Science Is Not Just Another Religion
From an average individual’s perspective, science is just another religion. They learn about scientific knowledge simply by listening to what the media claims to have been proven by scientists, and absorb knowledge passively without ever getting the chance to challenge the validity of such claims. This is similar to the way religious followers would blindly follow religious texts or words of certain authoritative individuals.
The philosophical underpinnings of the two areas of knowledge differ, however, in two major ways. One critical difference between the two areas of knowledge is in terms of their scope and applications. Religion, as an area of knowledge, is concerned with two types of knowledge claims: positive statements and normative statements. Positive statements refer to statements that lay claim to facts concerning objective reality; whereas normative statements are frequently ethical claims. Religion describes facts which are claimed to be historical (thus making positive statements), and utilizes such facts instrumentally to generate moral standards, that is, normative statements. For instance, the Christian tradition holds true, as a positive statement, that Moses, on Mount Sinai, received the Ten Commandments directly from the source of all power - God. The tradition therefore also considers the ten commandments “objective” moral standards. Science, as a field of knowledge, however, is only concerned with that which can be inferred from natural phenomena. Most scientists recognize the is-ought gap, which states that facts of morality cannot be inferred from facts of natural reality. Science is therefore only concerned with the making of positive statements which describe objective reality, without making any claims to moral standards. Scientists, for instance, may consider it an objective reality that the Earth is currently warming due to anthropological determinants, which would be a positive claim. However, the normative claim that “we should take actions to prevent further global warming” is not a claim that can be tested scientifically. Normative claims simply do not fall into the jurisdiction of science, unlike in the case of religion.
Another perhaps more evident difference between the two areas of knowledge is in their methodologies. Religious beliefs, under most cases, is hardly as malleable as scientific claims. Most religions unite their followers through a single, or a collection of, passages. In Christianity, this would be the Bible; in Islamic religious groups, this would be the Quran. These texts would form the central tenets of the religion. In most religions, the validity of such texts are unquestioned and taken as an objective fact. This does not, however, imply that the area of knowledge is completely static - for the texts may be open to interpretation. There are, for instance, ongoing debates as to whether or not homosexuality is permitted under Christianity due to the multiplicity in the ways to interpret passages in the Bible. In religions, it is merely the case that the authority of the texts is not to be questioned. In the sciences, however, the evolution of knowledge happens at a much quicker pace. This is because there is no one text that has authority over other texts. The only principle that most scientists rely on is the idea that the best hypothesis with the strongest explanatory and predicting power should be adopted. Paradigm shifts, therefore, occur at a higher frequency in sciences than religions (if there are any). Even though publications of certain authoritative scientists might be adopted simply because of the scientist’s authority, it will eventually be eliminated by theories which are better substantiated by empirical results. Such is the case with Newton’s theory of light as particles, even though his theory was widely accepted, it was eventually replaced by the theory of wave-particle duality. H
aving examined how the two areas of knowledge differ in their scope and methodology, it is evident that a necessary prerequisite to the claim that science is not just another religion is that the practitioners of science must have a sufficient understanding of the philosophical groundworks of the subject - so that they can understand why scientific knowledge is likely better at explaining natural phenomena but fails to provide moral rules.
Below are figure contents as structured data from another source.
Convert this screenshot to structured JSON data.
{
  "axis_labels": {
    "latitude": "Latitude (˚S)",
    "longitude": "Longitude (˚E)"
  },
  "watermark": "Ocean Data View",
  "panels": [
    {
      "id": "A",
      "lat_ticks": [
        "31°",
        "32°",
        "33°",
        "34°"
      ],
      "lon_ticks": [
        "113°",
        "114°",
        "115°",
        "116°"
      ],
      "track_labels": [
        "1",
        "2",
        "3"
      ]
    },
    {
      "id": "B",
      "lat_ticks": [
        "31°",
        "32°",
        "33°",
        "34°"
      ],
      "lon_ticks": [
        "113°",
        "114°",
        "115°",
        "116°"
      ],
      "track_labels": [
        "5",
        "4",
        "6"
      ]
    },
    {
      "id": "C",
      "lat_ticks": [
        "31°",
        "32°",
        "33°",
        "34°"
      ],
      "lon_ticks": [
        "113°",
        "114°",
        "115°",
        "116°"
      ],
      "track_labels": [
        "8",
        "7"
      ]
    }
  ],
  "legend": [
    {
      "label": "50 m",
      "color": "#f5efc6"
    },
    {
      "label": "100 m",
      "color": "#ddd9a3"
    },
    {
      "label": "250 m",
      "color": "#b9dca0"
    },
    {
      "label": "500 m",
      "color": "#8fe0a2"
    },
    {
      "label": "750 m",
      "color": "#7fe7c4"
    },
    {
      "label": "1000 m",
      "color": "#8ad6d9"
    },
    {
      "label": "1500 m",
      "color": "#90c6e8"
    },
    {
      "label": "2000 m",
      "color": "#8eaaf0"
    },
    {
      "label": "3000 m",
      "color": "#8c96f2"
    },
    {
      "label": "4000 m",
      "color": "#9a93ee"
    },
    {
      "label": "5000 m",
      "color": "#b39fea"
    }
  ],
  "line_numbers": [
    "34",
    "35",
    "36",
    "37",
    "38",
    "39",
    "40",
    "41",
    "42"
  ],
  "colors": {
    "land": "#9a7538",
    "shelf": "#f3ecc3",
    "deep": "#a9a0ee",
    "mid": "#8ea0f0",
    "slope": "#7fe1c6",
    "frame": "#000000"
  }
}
If a person blindly reads a scientific textbook containing a list of scientific claims, without reflecting or understanding how scientists have arrived at such claims, and still decides to have complete faith in the text, then science would be no more than just a religion. In fact, it is precisely because of this that certain individuals might think of science as just another religion - most people learn science not through hypothesizing and experimenting, but merely through memorization. They, therefore, care only about what the ideas are and not how we arrived at such ideas. The fact that such a proposition - that both areas of knowledge are the same - has been raised therefore points toward an oversimplification of the nuances present in the two areas, which is symptomatic of the shortcomings of our education system.